Wednesday, March 22, 2017

Natural State darters seeing federal attention

LITTLE ROCK - Arkansas’s darter population has received good news for one species, while another distant relative is getting some federal help for its survival.

The Arkansas darter is no longer on the endangered species list. It is extremely rare in its namesake state (actually, its name comes from the Arkansas River after discovery in a tributary in Kansas in the 1800s). It was first found in The Natural State in 1979 in Wilson Spring near Fayetteville, and the darter has been found in a few spring runs in the Illinois River basin of Benton and Washington counties.

A genetic study being conducted by Michigan State for the state of Kansas will determine if the examples of the Arkansas darter in Arkansas are, in fact, genetically the same as the Arkansas darters in Kansas, Colorado, Oklahoma and Missouri or if it is a subspecies or a separate species.

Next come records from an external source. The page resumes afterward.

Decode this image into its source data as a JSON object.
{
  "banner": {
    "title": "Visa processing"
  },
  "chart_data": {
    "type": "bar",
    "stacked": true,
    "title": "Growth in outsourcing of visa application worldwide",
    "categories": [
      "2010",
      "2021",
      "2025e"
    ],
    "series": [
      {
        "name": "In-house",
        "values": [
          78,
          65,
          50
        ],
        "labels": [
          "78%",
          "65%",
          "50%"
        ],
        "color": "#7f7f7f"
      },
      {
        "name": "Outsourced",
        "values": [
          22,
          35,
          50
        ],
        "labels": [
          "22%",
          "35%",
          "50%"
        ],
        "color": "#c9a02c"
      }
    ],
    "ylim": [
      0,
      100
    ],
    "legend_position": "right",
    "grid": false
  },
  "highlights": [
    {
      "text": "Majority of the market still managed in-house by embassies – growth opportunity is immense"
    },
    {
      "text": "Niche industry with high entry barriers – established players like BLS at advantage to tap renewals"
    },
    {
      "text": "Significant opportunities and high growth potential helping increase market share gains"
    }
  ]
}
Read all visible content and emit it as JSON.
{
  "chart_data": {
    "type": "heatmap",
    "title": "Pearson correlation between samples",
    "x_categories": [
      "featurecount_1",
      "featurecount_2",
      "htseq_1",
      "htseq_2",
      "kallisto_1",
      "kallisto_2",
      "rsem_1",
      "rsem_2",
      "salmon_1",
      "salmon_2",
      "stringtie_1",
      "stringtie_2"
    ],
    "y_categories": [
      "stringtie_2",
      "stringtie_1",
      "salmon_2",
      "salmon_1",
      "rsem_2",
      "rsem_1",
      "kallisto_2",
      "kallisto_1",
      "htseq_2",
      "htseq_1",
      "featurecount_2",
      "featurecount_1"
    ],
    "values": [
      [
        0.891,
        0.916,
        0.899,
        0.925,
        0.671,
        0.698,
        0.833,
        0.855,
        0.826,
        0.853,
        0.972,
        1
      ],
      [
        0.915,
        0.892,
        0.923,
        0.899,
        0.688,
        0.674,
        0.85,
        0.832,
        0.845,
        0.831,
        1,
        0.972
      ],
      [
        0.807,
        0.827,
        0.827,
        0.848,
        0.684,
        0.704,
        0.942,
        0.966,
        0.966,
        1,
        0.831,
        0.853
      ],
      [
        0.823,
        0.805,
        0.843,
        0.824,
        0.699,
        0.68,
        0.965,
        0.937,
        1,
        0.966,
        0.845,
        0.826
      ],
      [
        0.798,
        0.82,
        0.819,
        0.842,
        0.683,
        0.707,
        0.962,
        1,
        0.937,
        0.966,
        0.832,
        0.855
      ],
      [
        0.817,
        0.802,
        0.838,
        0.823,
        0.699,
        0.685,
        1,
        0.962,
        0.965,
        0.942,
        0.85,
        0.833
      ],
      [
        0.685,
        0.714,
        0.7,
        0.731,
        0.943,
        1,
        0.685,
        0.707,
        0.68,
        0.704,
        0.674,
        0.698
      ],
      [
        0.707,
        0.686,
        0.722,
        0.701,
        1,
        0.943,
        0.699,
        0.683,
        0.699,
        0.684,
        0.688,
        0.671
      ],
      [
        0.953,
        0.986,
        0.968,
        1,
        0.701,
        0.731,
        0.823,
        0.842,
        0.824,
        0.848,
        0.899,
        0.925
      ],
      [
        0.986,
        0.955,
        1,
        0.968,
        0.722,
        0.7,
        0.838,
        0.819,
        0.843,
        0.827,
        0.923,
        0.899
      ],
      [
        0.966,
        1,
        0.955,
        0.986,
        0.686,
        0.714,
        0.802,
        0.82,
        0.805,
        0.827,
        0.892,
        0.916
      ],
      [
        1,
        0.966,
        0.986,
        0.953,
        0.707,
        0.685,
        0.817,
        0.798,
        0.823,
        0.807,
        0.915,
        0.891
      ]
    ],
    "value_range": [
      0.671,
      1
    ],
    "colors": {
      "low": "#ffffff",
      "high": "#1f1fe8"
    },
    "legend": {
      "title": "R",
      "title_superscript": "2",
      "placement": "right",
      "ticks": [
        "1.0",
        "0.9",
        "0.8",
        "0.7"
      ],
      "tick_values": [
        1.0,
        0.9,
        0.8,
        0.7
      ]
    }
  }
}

Meanwhile, another rare darter, the yellowcheek darter, is on the endangered species list. But the U.S. Fish and Wildlife Service has issued a draft plan for saving this particular darter, which is only found in Arkansas and in forks of the Little Red River.

Brian Wagner, the Arkansas Game and Fish Commission’s Nongame Aquatics Biologist, was involved in generating the yellowcheek darter’s recovery plan for the USFWS. The plan is in the public comment stage. The Arkansas Natural Heritage Commission, the U.S. Geological Survey, the University of Arkansas at Pine Bluff and The Nature Conservancy, Arkansas also assisted on the recovery plan, he said.

The only thing in common between these two darters, besides how rare they are, is sharing the same genus. “At the simplest level, other than being darters, they are not much more closely related,” Wagner said.

The yellowcheek darter prefers fast-running water and rocky terrain. The Arkansas darter likes slow-flowing, silty water with vegetation. Some of the northwest Arkansas sites where the Arkansas darter has been found are in cattle pastures. “It prefers water where the trees are cut back, plants growing in the stream, lots of silt and soil getting in there.”

Wagner hopes the genetic testing can reveal more about the Arkansas darter. He had requested for several years a range-wide study of the Arkansas darter with agencies in the other states where it is found. Researchers with the study being funded by the state of Kansas contacted Wagner and provided a great opportunity: cost-free research. “They said, ‘Since we’re doing this, if you can get us some samples from the Arkansas populations, we’ll include those as well and that can maybe answer some of these broader questions,’” Wagner said. “So we’ll just hang out and wait until they share their results with us. I was really tickled when that came out as a possibility … and we didn’t have to put any money into it.”

The USFWS plan for the yellowcheek darter was drafted in December and opened for public comment March 6. The comment period closes May 5. No one outside of the USFWS is obligated to undertake any tasks with the plan, Wagner said.

The yellowcheek darter was classified as endangered in 2011. The Middle, South, Archey and Devils forks of the Little Red are classified as its critical habit area. Wagner said the yellowcheek darter likely lived where Greers Ferry Lake is now. There are populations in different sections of the Little Red that are now cut off by the lake, where it doesn’t survive.

The recovery plan can be viewed at https://ecos.fws.gov/ecp0/profile/speciesProfile?sId=7871. It calls for protecting the yellowcheek darter’s habitat and promoting voluntary actions to reduce or prevent pollution to the habitat. USFWS has a “safe harbor” program in which it enrolls landowners to help with species’ survival. A priority in the darter’s survival will be stabilizing riverbanks from erosion.

Darters are small fish, reaching only about 2½ inches long, whose condition can often serve as an indicator of the quality of the water source serving as its home.